O exército sul-coreano disse ter reforçado o dispositivo de vigilância e estar a trocar informações sobre o lançamento com os Estados Unidos e o Japão.

O gabinete presidencial sul-coreano instou a Coreia do Norte a suspender imediatamente os lançamentos de mísseis balísticos, proibidos por resoluções do Conselho de Segurança da ONU, e acrescentou que Seul realizou uma reunião de emergência do Conselho de Segurança Nacional para discutir a situação.

O Ministério da Defesa do Japão disse ter detetado um presumível míssil norte-coreano no início de hoje, mas que o míssil não caiu nas suas águas territoriais, sem especificar onde caiu.

Os lançamentos ocorreram enquanto a Coreia do Norte prossegue uma série de testes de armas, mesmo depois de o Presidente dos Estados Unidos, Donald Trump, ter reduzido no mês passado um exercício militar com a Coreia do Sul, numa aparente tentativa de relançar a diplomacia com o líder da Coreia do Norte, Kim Jong Un.

A irmã de Kim e alta responsável do regime, Kim Yo Jong, desvalorizou a iniciativa de Trump, afirmando que encurtar o exercício não alteraria a sua “natureza provocatória e agressiva”.

Mais tarde, as forças armadas norte-coreanas lançaram cerca de 10 mísseis balísticos de curto alcance em direção ao mar, aparentemente concretizando uma ameaça anterior de responder ao exercício norte-americano e sul-coreano.

Na sexta-feira, a irmã de Kim criticou outro recente exercício marítimo multilateral liderado pelos Estados Unidos na região, classificando-o como um “movimento militar frenético” dos norte-americanos destinado a prolongar a sua hegemonia na região da Ásia-Pacífico.

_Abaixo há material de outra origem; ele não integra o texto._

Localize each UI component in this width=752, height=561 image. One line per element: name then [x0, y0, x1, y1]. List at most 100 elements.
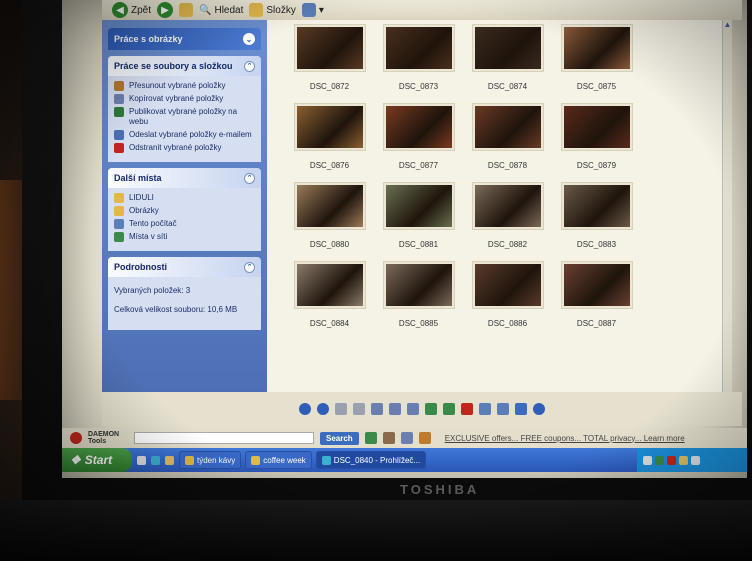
media-icon[interactable] — [165, 455, 174, 465]
rotate-counterclockwise-icon[interactable] — [443, 403, 455, 415]
thumbnail-item[interactable]: DSC_0877 — [374, 103, 463, 170]
collapse-icon[interactable]: ⌄ — [243, 33, 255, 45]
folder-icon — [114, 193, 124, 203]
collapse-icon[interactable]: ⌃ — [244, 60, 255, 72]
thumbnail-frame — [293, 24, 366, 72]
daemon-search-input[interactable] — [134, 432, 314, 444]
explorer-toolbar: ◀ Zpět ▶ 🔍 Hledat Složky ▾ — [102, 0, 742, 20]
task-link[interactable]: Kopírovat vybrané položky — [114, 94, 255, 104]
views-button[interactable]: ▾ — [301, 3, 324, 17]
thumbnail-caption: DSC_0874 — [487, 82, 528, 91]
explorer-content: Práce s obrázky ⌄ Práce se soubory a slo… — [102, 20, 732, 392]
thumbnail-frame — [560, 182, 633, 230]
folders-button[interactable]: Složky — [249, 3, 296, 17]
save-icon[interactable] — [497, 403, 509, 415]
thumbnail-frame — [293, 261, 366, 309]
thumbnail-item[interactable]: DSC_0874 — [463, 24, 552, 91]
details-header[interactable]: Podrobnosti ⌃ — [108, 257, 261, 277]
taskbar-window-button[interactable]: týden kávy — [179, 451, 242, 469]
forward-button[interactable]: ▶ — [157, 2, 174, 18]
edit-icon[interactable] — [515, 403, 527, 415]
thumbnail-grid: DSC_0872 DSC_0873 DSC_0874 DSC_0875 DSC_0876… — [285, 24, 732, 328]
next-image-icon[interactable] — [317, 403, 329, 415]
slideshow-icon[interactable] — [371, 403, 383, 415]
taskbar-window-button[interactable]: DSC_0840 - Prohlížeč... — [315, 451, 427, 469]
other-places-header[interactable]: Další místa ⌃ — [108, 168, 261, 188]
thumbnail-caption: DSC_0885 — [398, 319, 439, 328]
thumbnail-frame — [293, 103, 366, 151]
show-desktop-icon[interactable] — [137, 455, 146, 465]
taskbar-window-label: coffee week — [263, 455, 306, 465]
taskbar-window-label: DSC_0840 - Prohlížeč... — [333, 455, 421, 465]
best-fit-icon[interactable] — [335, 403, 347, 415]
task-link[interactable]: Publikovat vybrané položky na webu — [114, 107, 255, 127]
thumbnail-frame — [560, 24, 633, 72]
picture-tasks-title: Práce s obrázky — [114, 34, 183, 44]
options-icon[interactable] — [418, 432, 431, 444]
folders-icon — [249, 3, 264, 17]
scroll-up-icon[interactable]: ▲ — [723, 20, 732, 29]
task-link[interactable]: Odeslat vybrané položky e-mailem — [114, 130, 255, 140]
shield-icon[interactable] — [364, 432, 377, 444]
tray-security-icon[interactable] — [655, 455, 664, 465]
up-folder-button[interactable] — [179, 3, 194, 17]
thumbnail-scrollbar[interactable]: ▲ — [722, 20, 732, 392]
delete-icon — [114, 143, 124, 153]
print-icon[interactable] — [479, 403, 491, 415]
rotate-clockwise-icon[interactable] — [425, 403, 437, 415]
thumbnail-caption: DSC_0880 — [309, 240, 350, 249]
thumbnail-item[interactable]: DSC_0878 — [463, 103, 552, 170]
taskbar-window-button[interactable]: coffee week — [245, 451, 312, 469]
thumbnail-item[interactable]: DSC_0872 — [285, 24, 374, 91]
start-button[interactable]: ❖ Start — [62, 448, 132, 472]
actual-size-icon[interactable] — [353, 403, 365, 415]
thumbnail-item[interactable]: DSC_0880 — [285, 182, 374, 249]
zoom-in-icon[interactable] — [389, 403, 401, 415]
thumbnail-item[interactable]: DSC_0875 — [552, 24, 641, 91]
thumbnail-caption: DSC_0879 — [576, 161, 617, 170]
delete-icon[interactable] — [461, 403, 473, 415]
tray-app-icon[interactable] — [691, 455, 700, 465]
tool-icon[interactable] — [382, 432, 395, 444]
thumbnail-item[interactable]: DSC_0879 — [552, 103, 641, 170]
task-link[interactable]: Přesunout vybrané položky — [114, 81, 255, 91]
help-icon[interactable] — [533, 403, 545, 415]
thumbnail-item[interactable]: DSC_0886 — [463, 261, 552, 328]
thumbnail-frame — [471, 261, 544, 309]
thumbnail-item[interactable]: DSC_0887 — [552, 261, 641, 328]
task-link[interactable]: Obrázky — [114, 206, 255, 216]
back-label: Zpět — [131, 4, 152, 16]
collapse-icon[interactable]: ⌃ — [244, 172, 255, 184]
tray-antivirus-icon[interactable] — [667, 455, 676, 465]
dropdown-arrow-icon: ▾ — [318, 4, 324, 16]
back-button[interactable]: ◀ Zpět — [112, 2, 151, 18]
task-link[interactable]: Místa v síti — [114, 232, 255, 242]
task-buttons: týden kávy coffee week DSC_0840 - Prohlíže… — [179, 451, 427, 469]
picture-tasks-header[interactable]: Práce s obrázky ⌄ — [108, 28, 261, 50]
previous-image-icon[interactable] — [299, 403, 311, 415]
thumbnail-item[interactable]: DSC_0881 — [374, 182, 463, 249]
promo-link[interactable]: EXCLUSIVE offers... FREE coupons... TOTA… — [445, 434, 685, 443]
search-button[interactable]: 🔍 Hledat — [199, 5, 243, 16]
thumbnail-item[interactable]: DSC_0882 — [463, 182, 552, 249]
daemon-search-button[interactable]: Search — [320, 431, 359, 445]
daemon-logo-icon — [70, 432, 82, 444]
mount-icon[interactable] — [400, 432, 413, 444]
task-link[interactable]: Tento počítač — [114, 219, 255, 229]
task-link[interactable]: Odstranit vybrané položky — [114, 143, 255, 153]
tray-volume-icon[interactable] — [679, 455, 688, 465]
zoom-out-icon[interactable] — [407, 403, 419, 415]
thumbnail-item[interactable]: DSC_0885 — [374, 261, 463, 328]
thumbnail-item[interactable]: DSC_0883 — [552, 182, 641, 249]
thumbnail-item[interactable]: DSC_0873 — [374, 24, 463, 91]
thumbnail-item[interactable]: DSC_0876 — [285, 103, 374, 170]
task-link-label: Odeslat vybrané položky e-mailem — [129, 130, 252, 139]
browser-icon[interactable] — [151, 455, 160, 465]
collapse-icon[interactable]: ⌃ — [244, 261, 255, 273]
tray-network-icon[interactable] — [643, 455, 652, 465]
task-link[interactable]: LIDULI — [114, 193, 255, 203]
file-tasks-header[interactable]: Práce se soubory a složkou ⌃ — [108, 56, 261, 76]
file-tasks-panel: Práce se soubory a složkou ⌃ Přesunout v… — [108, 56, 261, 162]
thumbnail-frame — [293, 182, 366, 230]
thumbnail-item[interactable]: DSC_0884 — [285, 261, 374, 328]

O exercício “Pacific Vanguard” reuniu os Estados Unidos, a Coreia do Sul, o Japão, a Austrália, a Nova Zelândia e o Canadá.

Kim Yo Jong afirmou que os “ensaios regulares de guerra liderados pelos Estados Unidos” são a principal fonte do agravamento das tensões na Península da Coreia e na região.

“A nossa vontade de defender a nossa soberania será expressa em ações mais claras e nunca haverá qualquer mudança no rumo de intensificação da dissuasão da guerra nuclear”, afirmou.

No início deste mês, a Coreia do Norte realizou o que classificou como um exercício conjunto de fogo real envolvendo mísseis, artilharia e drones, um dia depois de os Estados Unidos, a Coreia do Sul e o Japão terem concluído o seu exercício militar trilateral de cinco dias, que a Coreia do Norte descreveu como uma provocação.

Quando Trump ordenou ao Pentágono para “reduzir substancialmente” o exercício anual Ulchi Freedom Shield com a Coreia do Sul, o Presidente norte-americano invocou o que classificou como uma boa relação com Kim, que tem descrito estes exercícios como ensaios de invasão.

No início deste ano, Kim afirmou que poderia regressar às negociações se os Estados Unidos abandonassem a sua “política hostil” contra o seu país e respeitassem aquilo que classifica como o estatuto da Coreia do Norte enquanto Estado nuclear.